Seaman underscores that when emotions are suppressed, the capacity to address them in a fitting manner is compromised. This suppression could lead to the stewing of unexpressed sadness, withering away within us.
However, all is not lost. Recognizing signs of suppressed and bottled-up emotions could be the first step toward eliminating their detrimental impacts. In light of this, Seaman has outlined a few signs that may indicate the retention of emotions:
- Struggling to express intense emotions: People who suppress their emotions often don’t know how to project their feelings healthily.
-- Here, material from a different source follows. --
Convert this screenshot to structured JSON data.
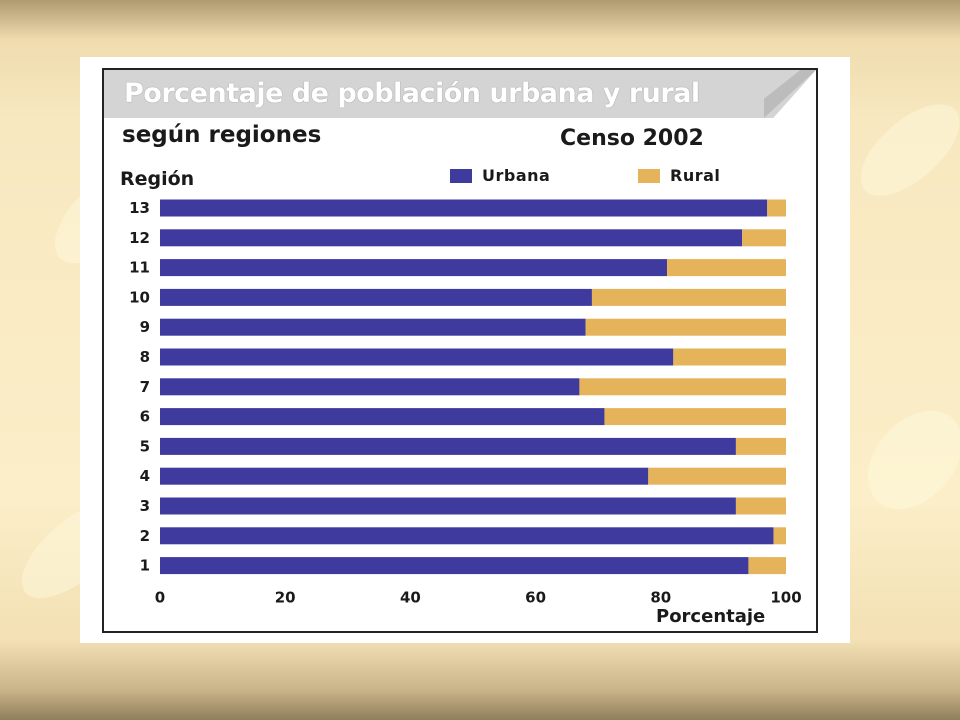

They might hold back on showing their anger or sadness, which could sometimes lead to explosive outbursts of regret later on.
- Avoiding confrontation: Another striking sign is the fear of addressing the root cause of complex situations – a tendency to dodge rather than deal with troublesome emotions.
- Distress or Irritability: Frequently feeling distressed or annoyed when asked about your feelings could suggest a fear of vulnerability, another sign of emotional suppression.
- Neglecting personal needs and desires: Engaging in people-pleasing behavior to the extent that you suppress your own needs can be indicative of emotional suppression. If you habitually agree with others’ decisions without considering your wants, it might be time to reassess your emotional health.
- Discomfort around emotional people: Feeling uneasy in the company of emotional individuals could also be a warning sign. This discomfort can stem from an ingrained lesson from childhood that portrays emotions as unsafe, a common offshoot of early-life trauma.
Recognizing these signs is the first step toward alleviating the effects of suppressed and bottled-up emotions. If you identify with any of these signs, it may be beneficial to seek help from a therapist or counselor. It’s essential to remember that it’s okay and normal to feel emotions, and expressing them healthily is part of maintaining holistic well-being. Addressing and resolving these issues will foster emotional resilience and fortify your capacity to cope with stressors effectively and healthily.